Kritik an mangelnder NS-Aufarbeitung
17 Jahre lang arbeitet sie als Gerichtsreporterin für die linke Monats-Zeitung "konkret". Dabei begleitet sie NS-Prozesse, beschreibt genau, wie die Verbrecher oft geschont werden. Es regt sie auf "in einem Land zu leben, in dem Dinge bestraft werden, die ich nicht als strafwürdig ansehe, aber Massenmörder frei rumlaufen."
Dass sie 2008 das Bundesverdienstkreuz angenommen hat, ärgert sie im Nachhinein: "Wenn ich daran denke, wer alles diese Auszeichnung bekommen hat, welche Schweine dieses sogenannte Verdienstkreuz am Hals tragen." Etwa 100 enge Verwandte von ihr seien in der Schoah ermordet worden, sagt sie.
Peggy Parnass findet Familienersatz
Die Journalistin, Autorin und Publizistin brennt für Solidarität und für Respekt. Besonders der schwulen Community fühlt sich verbunden. Kaum ein Christopher Street Day vergeht, an dem man sie nicht freudestrahlend und voller Begeisterung mit Regenbogenfahne ganz vorne sieht: Die Community sei "schon Mutter- und Familienersatz", erklärt sie. Und für viele Menschen ist Peggy Parnass eine Ikone für die Rechte von Minderheiten. Sie gilt zudem als "heimliche Königin" von St.

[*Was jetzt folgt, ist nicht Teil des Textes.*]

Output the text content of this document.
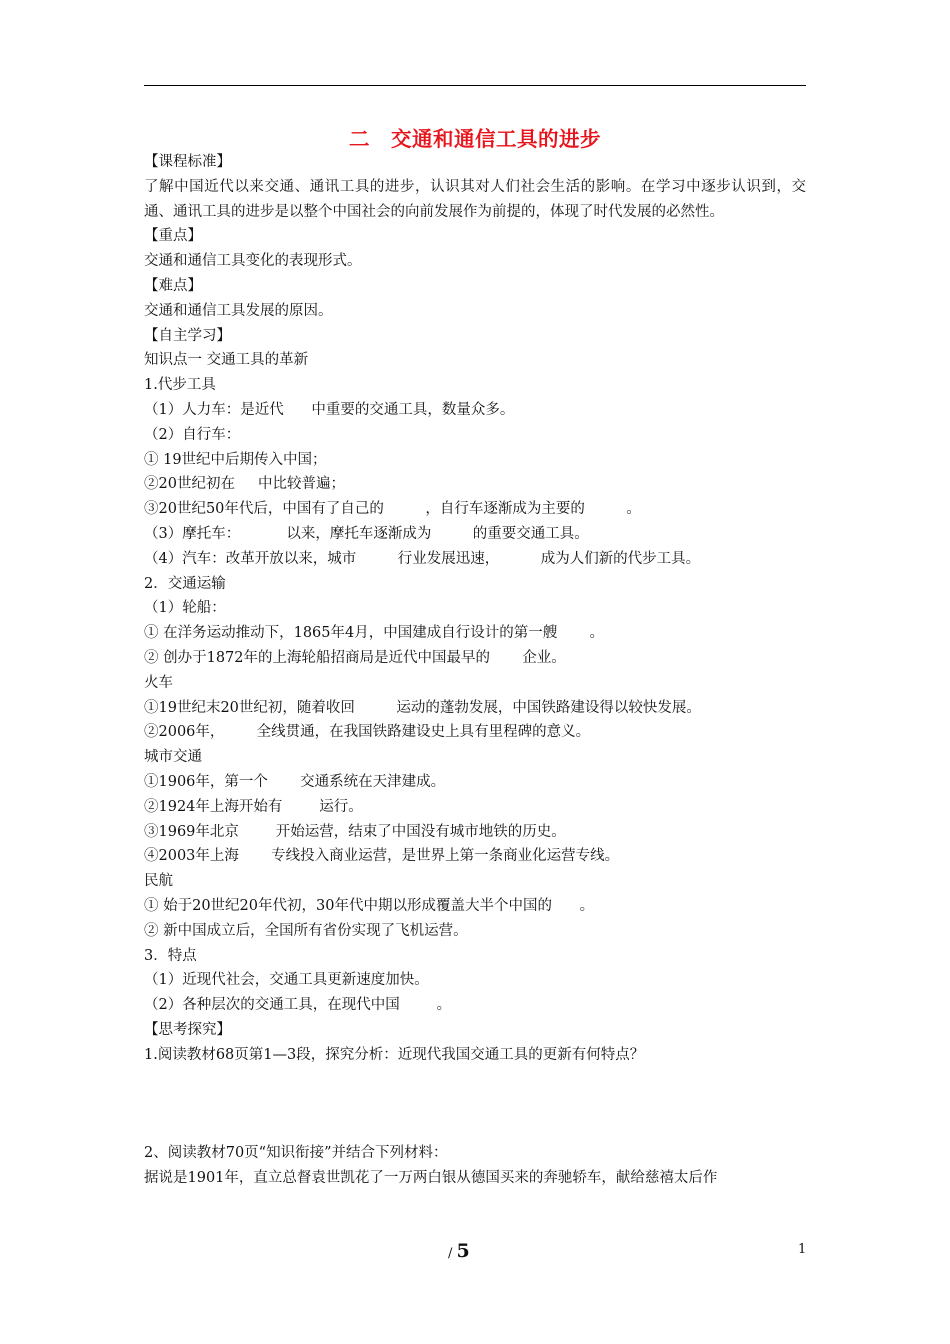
二　交通和通信工具的进步
【课程标准】
了解中国近代以来交通、通讯工具的进步，认识其对人们社会生活的影响。在学习中逐步认识到，交通、通讯工具的进步是以整个中国社会的向前发展作为前提的，体现了时代发展的必然性。
【重点】
交通和通信工具变化的表现形式。
【难点】
交通和通信工具发展的原因。
【自主学习】
知识点一 交通工具的革新
1.代步工具
（1）人力车：是近代      中重要的交通工具，数量众多。
（2）自行车：
① 19世纪中后期传入中国；
②20世纪初在     中比较普遍；
③20世纪50年代后，中国有了自己的         ，自行车逐渐成为主要的         。
（3）摩托车：          以来，摩托车逐渐成为         的重要交通工具。
（4）汽车：改革开放以来，城市         行业发展迅速，         成为人们新的代步工具。
2．交通运输
（1）轮船：
① 在洋务运动推动下，1865年4月，中国建成自行设计的第一艘       。
② 创办于1872年的上海轮船招商局是近代中国最早的       企业。
火车
①19世纪末20世纪初，随着收回         运动的蓬勃发展，中国铁路建设得以较快发展。
②2006年，       全线贯通，在我国铁路建设史上具有里程碑的意义。
城市交通
①1906年，第一个       交通系统在天津建成。
②1924年上海开始有        运行。
③1969年北京        开始运营，结束了中国没有城市地铁的历史。
④2003年上海       专线投入商业运营，是世界上第一条商业化运营专线。
民航
① 始于20世纪20年代初，30年代中期以形成覆盖大半个中国的      。
② 新中国成立后，全国所有省份实现了飞机运营。
3．特点
（1）近现代社会，交通工具更新速度加快。
（2）各种层次的交通工具，在现代中国        。
【思考探究】
1.阅读教材68页第1—3段，探究分析：近现代我国交通工具的更新有何特点？
2、阅读教材70页“知识衔接”并结合下列材料：
据说是1901年，直立总督袁世凯花了一万两白银从德国买来的奔驰轿车，献给慈禧太后作
/ 5	1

Georg, dem Stadtteil, in dem unter anderem viele Homosexuelle leben.
Junkie süchtig nach Leben und Liebe
Peggy Parnass erzählt über sich selbst: "Ich bin ein Liebes-Junkie." Sie suche Nähe - ohne Scheuklappen. "Sexualität ist für mich wie Essen und Trinken, aber ich hab immer selber entschieden: wann und mit wem", sagt sie bereits 1993 in einem Interview mit Alfred Biolek.
Sie ist auch eine Kino-Enthusiastin. Ihr Held ist Charlie Chaplin, ihre Liebe gilt dem französischen Film Noir. Sie selbst ist auch Schauspielerin und hat Filme gedreht mit Udo Lindenberg ("Panische Zeiten", 1980) und Doris Dörrie ("Keiner liebt mich", 1994). Außerdem ist sie Sängerin. Man spürt mit jedem Ton, mit jedem Satz: Peggy Parnass ist süchtig nach den Leben und nach Liebe.
Auch im hohen Alter noch sehr engagiert
Peggy Parnass tritt für ihre Überzeugungen auch im hohen Alter ein. So nimmt sie weiter an Veranstaltungen teil, wie etwa der Gedenkfeier für den Hamburger Widerstandskämpfer Helmuth Hübener 2022. Im Jahr darauf wird in Eimsbüttel der Parnass-Platz eingeweiht, ganz in der Nähe der ehemaligen Wohnung ihrer Eltern. "Es ist beinahe so, als wären meine Eltern zurückgekommen, die hier rausgeschmissen worden sind", sagt Peggy Parnass bei der Enthüllung des Platzschildes.
Seit einiger Zeit ist die Publizistin auf einen Rollstuhl angewiesen. Sie lebt in einer Seniorenresidenz im Hamburger Stadtteil St. Georg.